Sasse Alexander, Chikina Maria, Mostafavi Sara
Paul G. Allen School of Computer Science and Engineering, University of Washington, Seattle, WA 98195, USA.
Department of Computational and Systems Biology, University of Pittsburgh, Pittsburgh, PA 16354, USA.
iScience. 2024 Aug 23;27(9):110807. doi: 10.1016/j.isci.2024.110807. eCollection 2024 Sep 20.

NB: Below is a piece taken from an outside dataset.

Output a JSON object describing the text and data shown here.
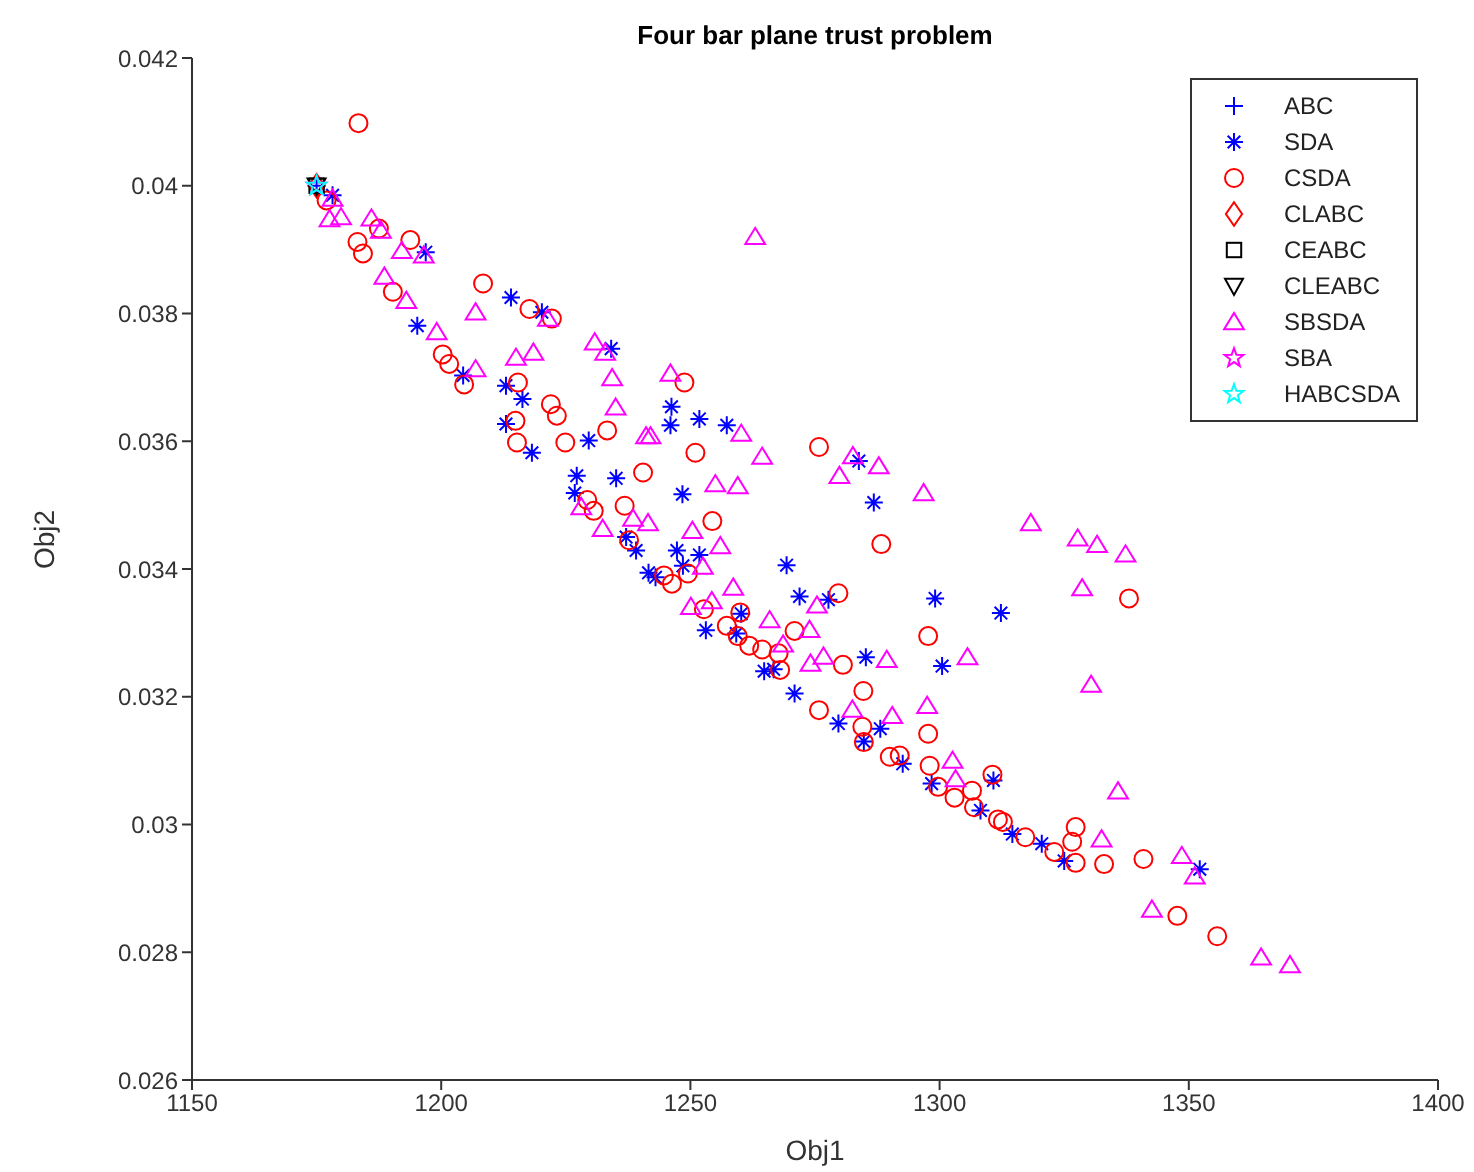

To understand the decision process of genomic sequence-to-function models, explainable AI algorithms determine the importance of each nucleotide in a given input sequence to the model's predictions and enable discovery of regulatory motifs for gene regulation. The most commonly applied method is saturation mutagenesis (ISM) because its per-nucleotide importance scores can be intuitively understood as the computational counterpart to saturation mutagenesis experiments. While ISM is highly interpretable, it is computationally challenging to perform for many sequences, and becomes prohibitive as the length of the input sequences and size of the model grows. Here, we use the first-order Taylor approximation to approximate ISM values from the model's gradient, which reduces its computation cost to a single forward pass for an input sequence. We show that the Taylor ISM (TISM) approximation is robust across different model ablations, random initializations, training parameters, and dataset sizes.
为了理解基因组序列到功能模型的决策过程,可解释人工智能算法确定给定输入序列中每个核苷酸对模型预测的重要性,并有助于发现基因调控的调控基序。最常用的方法是饱和诱变(ISM),因为其每个核苷酸的重要性得分可以直观地理解为饱和诱变实验的计算对应物。虽然ISM具有高度可解释性,但对许多序列进行计算具有挑战性,并且随着输入序列长度和模型大小的增加而变得难以承受。在这里,我们使用一阶泰勒近似从模型梯度近似ISM值,这将其计算成本降低到对输入序列的单次前向传递。我们表明,泰勒ISM(TISM)近似在不同的模型消融、随机初始化、训练参数和数据集大小方面都很稳健。